Makueni poultry farmers to get credit, feeds in a deal with KCB

 Adelina Mwau.
Makueni Deputy Governor Adelina Mwau. FILE PHOTO | NMG 

Over 1,000 poultry farmers in Kibwezi, Makueni County, are set to benefit from credit facilities, vaccinated insured chicks, chicken feeds and vaccines following the launch of a Sh300 million poultry farmer’s empowerment project by Kenya Commercial Bank (KCB).

The project will be offered under the KCB’s MobiGrow, a mobile-based platform which provides financial and non-financial services to smallholder farmers in Kenya and Rwanda.

The project, dubbed ‘From Chick to Market,’ will see poultry farmers access an array of tailor-made MobiGrow services.

Upon the maturities of chicken, the birds will be bought at a pre-contracted prices by KCB’s market partners, which will guarantee farmers ready markets. Proceeds from the sales will then be remitted to farmers through their KCB MobiGrow accounts, to ensure the recovery of loan amounts.

Speaking during the launch of the project, KCB Bank head of MobiGrow Dickson Naftali said the bank is committed to growing agribusiness in the country.


‘We continue to accelerate access to financial services which is in line with our agenda to simplify the lives of our customers to enable their progress,” he said. So far, KCB Group has committed Sh50 billion for the next five years that will be extended to smallholder farmers. The project will see more start-up enterprises in the sector access credit facilities at concessionary rates.

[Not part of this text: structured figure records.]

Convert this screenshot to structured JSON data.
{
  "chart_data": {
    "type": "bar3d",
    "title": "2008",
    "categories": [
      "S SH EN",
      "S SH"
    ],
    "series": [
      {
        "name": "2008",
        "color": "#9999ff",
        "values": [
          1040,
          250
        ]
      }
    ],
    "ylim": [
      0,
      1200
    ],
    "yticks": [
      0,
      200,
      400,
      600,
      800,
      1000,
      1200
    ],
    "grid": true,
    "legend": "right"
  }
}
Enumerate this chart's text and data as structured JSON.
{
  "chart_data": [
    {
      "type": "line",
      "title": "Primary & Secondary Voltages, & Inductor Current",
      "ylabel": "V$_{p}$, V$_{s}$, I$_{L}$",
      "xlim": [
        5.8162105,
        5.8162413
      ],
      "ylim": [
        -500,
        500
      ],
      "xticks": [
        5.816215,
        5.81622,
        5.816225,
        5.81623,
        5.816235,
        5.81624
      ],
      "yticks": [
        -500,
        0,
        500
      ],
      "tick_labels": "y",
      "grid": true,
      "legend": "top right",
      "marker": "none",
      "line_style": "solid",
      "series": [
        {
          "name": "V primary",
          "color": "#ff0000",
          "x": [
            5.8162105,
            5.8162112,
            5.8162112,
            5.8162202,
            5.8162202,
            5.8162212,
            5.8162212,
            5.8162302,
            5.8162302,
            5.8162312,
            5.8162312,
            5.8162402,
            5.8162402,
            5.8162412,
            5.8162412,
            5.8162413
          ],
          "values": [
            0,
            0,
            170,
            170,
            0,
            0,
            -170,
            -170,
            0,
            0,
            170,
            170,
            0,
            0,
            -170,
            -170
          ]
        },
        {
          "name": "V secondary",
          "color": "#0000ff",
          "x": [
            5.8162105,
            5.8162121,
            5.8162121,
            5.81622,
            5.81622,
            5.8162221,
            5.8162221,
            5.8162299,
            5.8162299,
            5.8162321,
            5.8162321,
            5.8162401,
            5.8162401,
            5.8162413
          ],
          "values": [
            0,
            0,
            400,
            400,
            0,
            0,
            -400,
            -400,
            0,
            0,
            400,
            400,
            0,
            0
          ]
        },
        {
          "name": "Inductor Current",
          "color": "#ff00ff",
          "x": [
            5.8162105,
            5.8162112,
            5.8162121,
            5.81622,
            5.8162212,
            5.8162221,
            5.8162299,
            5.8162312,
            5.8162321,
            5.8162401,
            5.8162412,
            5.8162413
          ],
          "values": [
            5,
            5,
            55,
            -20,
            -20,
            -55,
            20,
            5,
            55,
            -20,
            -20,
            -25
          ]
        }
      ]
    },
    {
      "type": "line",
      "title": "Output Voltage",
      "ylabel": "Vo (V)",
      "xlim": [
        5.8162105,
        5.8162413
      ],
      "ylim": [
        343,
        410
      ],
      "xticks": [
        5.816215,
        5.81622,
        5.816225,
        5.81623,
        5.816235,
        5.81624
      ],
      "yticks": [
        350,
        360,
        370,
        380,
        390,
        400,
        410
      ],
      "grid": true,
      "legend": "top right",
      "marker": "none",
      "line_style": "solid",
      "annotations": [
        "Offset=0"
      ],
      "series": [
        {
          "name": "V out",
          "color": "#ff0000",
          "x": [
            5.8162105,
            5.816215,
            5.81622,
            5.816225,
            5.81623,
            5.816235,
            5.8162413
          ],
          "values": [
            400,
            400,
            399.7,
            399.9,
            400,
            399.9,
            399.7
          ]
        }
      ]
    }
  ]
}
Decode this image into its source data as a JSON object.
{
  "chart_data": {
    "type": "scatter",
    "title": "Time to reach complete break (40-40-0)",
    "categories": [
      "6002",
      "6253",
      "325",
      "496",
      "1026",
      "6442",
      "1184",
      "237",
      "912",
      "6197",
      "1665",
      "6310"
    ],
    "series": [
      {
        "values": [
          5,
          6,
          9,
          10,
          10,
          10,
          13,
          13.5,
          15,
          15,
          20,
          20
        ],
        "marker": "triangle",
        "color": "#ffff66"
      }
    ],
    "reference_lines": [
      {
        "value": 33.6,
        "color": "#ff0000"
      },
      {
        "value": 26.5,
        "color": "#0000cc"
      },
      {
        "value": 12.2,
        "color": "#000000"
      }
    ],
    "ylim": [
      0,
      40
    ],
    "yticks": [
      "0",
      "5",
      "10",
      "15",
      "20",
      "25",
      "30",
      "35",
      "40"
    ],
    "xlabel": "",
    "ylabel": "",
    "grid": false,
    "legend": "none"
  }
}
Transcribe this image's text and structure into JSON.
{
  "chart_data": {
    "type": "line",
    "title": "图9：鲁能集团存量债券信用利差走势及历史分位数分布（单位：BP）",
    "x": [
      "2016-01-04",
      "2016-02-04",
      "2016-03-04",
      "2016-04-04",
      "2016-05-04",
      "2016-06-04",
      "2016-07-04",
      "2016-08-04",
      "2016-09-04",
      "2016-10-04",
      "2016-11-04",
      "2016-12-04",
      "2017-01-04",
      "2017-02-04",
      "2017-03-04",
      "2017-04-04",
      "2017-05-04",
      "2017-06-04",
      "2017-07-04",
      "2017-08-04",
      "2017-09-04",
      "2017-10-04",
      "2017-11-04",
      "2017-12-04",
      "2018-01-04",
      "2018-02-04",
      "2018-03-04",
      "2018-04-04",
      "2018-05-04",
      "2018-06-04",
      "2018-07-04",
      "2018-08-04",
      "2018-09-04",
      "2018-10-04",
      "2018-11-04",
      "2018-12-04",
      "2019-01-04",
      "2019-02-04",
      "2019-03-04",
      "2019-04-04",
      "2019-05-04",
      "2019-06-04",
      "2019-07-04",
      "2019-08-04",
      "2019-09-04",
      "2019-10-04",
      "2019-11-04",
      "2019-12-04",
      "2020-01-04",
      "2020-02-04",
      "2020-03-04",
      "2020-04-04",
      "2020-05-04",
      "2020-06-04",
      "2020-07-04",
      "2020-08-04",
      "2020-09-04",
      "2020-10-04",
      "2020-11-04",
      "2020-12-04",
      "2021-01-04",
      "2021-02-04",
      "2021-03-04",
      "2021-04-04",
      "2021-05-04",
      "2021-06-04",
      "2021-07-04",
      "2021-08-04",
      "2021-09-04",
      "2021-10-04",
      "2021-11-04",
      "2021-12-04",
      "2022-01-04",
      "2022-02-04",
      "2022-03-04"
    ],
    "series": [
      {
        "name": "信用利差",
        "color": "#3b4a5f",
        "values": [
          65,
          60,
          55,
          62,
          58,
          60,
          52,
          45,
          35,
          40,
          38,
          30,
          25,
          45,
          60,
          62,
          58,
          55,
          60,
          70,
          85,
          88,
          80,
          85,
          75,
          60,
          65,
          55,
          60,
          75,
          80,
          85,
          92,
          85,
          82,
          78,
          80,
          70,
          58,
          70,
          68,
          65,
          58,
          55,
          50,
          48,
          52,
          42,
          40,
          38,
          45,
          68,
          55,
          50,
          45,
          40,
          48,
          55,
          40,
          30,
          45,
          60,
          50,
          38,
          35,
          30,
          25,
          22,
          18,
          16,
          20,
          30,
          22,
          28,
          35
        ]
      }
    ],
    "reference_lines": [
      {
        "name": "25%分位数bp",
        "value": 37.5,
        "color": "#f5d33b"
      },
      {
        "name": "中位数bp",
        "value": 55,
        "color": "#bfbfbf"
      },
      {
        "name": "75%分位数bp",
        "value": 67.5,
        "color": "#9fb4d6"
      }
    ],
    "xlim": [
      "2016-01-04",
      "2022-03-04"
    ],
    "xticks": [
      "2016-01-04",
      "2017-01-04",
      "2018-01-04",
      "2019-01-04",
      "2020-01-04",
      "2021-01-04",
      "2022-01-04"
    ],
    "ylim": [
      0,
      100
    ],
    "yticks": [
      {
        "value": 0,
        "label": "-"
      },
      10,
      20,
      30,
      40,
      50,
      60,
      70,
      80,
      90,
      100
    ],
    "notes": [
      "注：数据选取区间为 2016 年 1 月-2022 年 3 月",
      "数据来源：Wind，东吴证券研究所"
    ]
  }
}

On her side, Makueni Deputy County Governor Adelina Mwau praised KCB for empowering farmers by providing financial services and expertise to enable them to thrive in their agribusinesses. “Agriculture in Kenya is a critical sector which is why the government has recognised it as a key pillar for the growth of the economy. It is therefore very encouraging that organisations such as KCB are cognisant of this, and are investing in the sector,” said the Deputy Governor.

KCB Group has committed Sh50 billion for the next five years to be extended to smallholder farmers.